Al acabar la ceremonia, el padre Rubén confiesa que tuvo que volver a salir y rezar un “Padre Nuestro” porque el público le estaba pidiendo bises. “La gente se vuelve loca con la oración que Cristo nos enseñó”, asegura todavía emocionado. “Ha sido uno de los mejores shows que recuerdo”, declara mientras se limpia el sudor en la pila del agua bendita. “El domingo que viene repetiré porque ha habido una gran comunión con la gente de este pueblo”, se sincera.

“¡Gracias Burgoooos!”, ha gritado al acabar la misa y antes de dirigirse a la sacristía. “Aquí siempre me da el bajón, la soledad de la sacristía es muy jodida”, reconoce mientras trata de recuperar el aliento. “Hasta hace un minuto estaba rodeado de 25 personas que me adoraban, y ahora estoy aquí solo como si nada”, explica.
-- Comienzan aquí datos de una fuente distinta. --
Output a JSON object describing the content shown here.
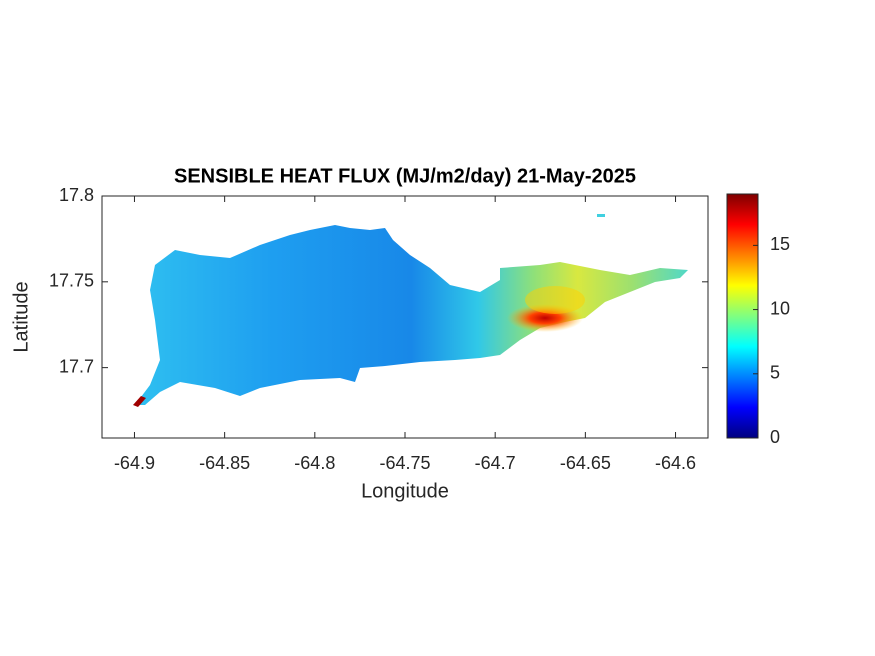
{
  "chart_data": {
    "type": "map",
    "title": "SENSIBLE HEAT FLUX (MJ/m2/day) 21-May-2025",
    "xlabel": "Longitude",
    "ylabel": "Latitude",
    "xlim": [
      -64.918,
      -64.582
    ],
    "ylim": [
      17.659,
      17.8
    ],
    "xticks": [
      -64.9,
      -64.85,
      -64.8,
      -64.75,
      -64.7,
      -64.65,
      -64.6
    ],
    "yticks": [
      17.7,
      17.75,
      17.8
    ],
    "colormap": "jet",
    "clim": [
      0,
      19
    ],
    "cticks": [
      0,
      5,
      10,
      15
    ]
  }
}
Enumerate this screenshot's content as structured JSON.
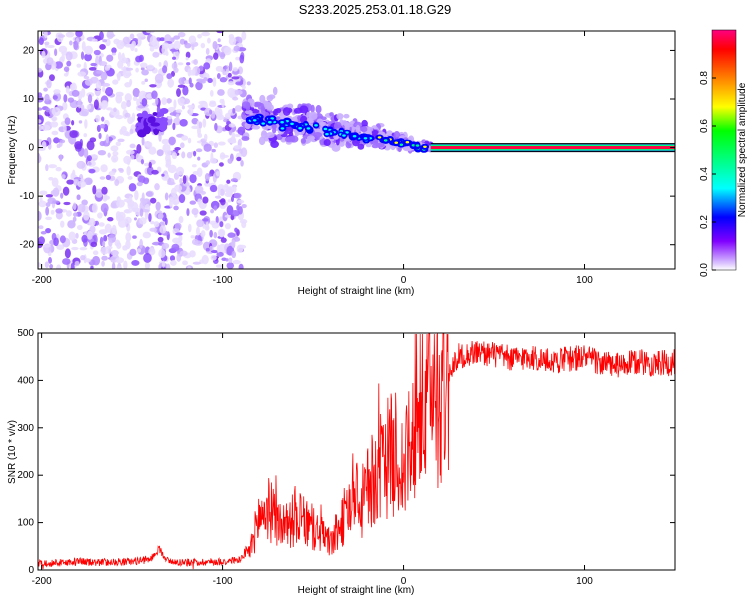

El padre Rubén ha sufrido una luxación en el codo tras tirarse encima de las cinco señoras que se encontraban en la primera fila. “Una de ellas estaba muy mayor y no pudo soportar mi peso”, lamenta.

Al cierre de la edición, la prensa ha podido saber que el padre Rubén ya se encuentra descansando en su habitación de hotel acompañado por varios monaguillos.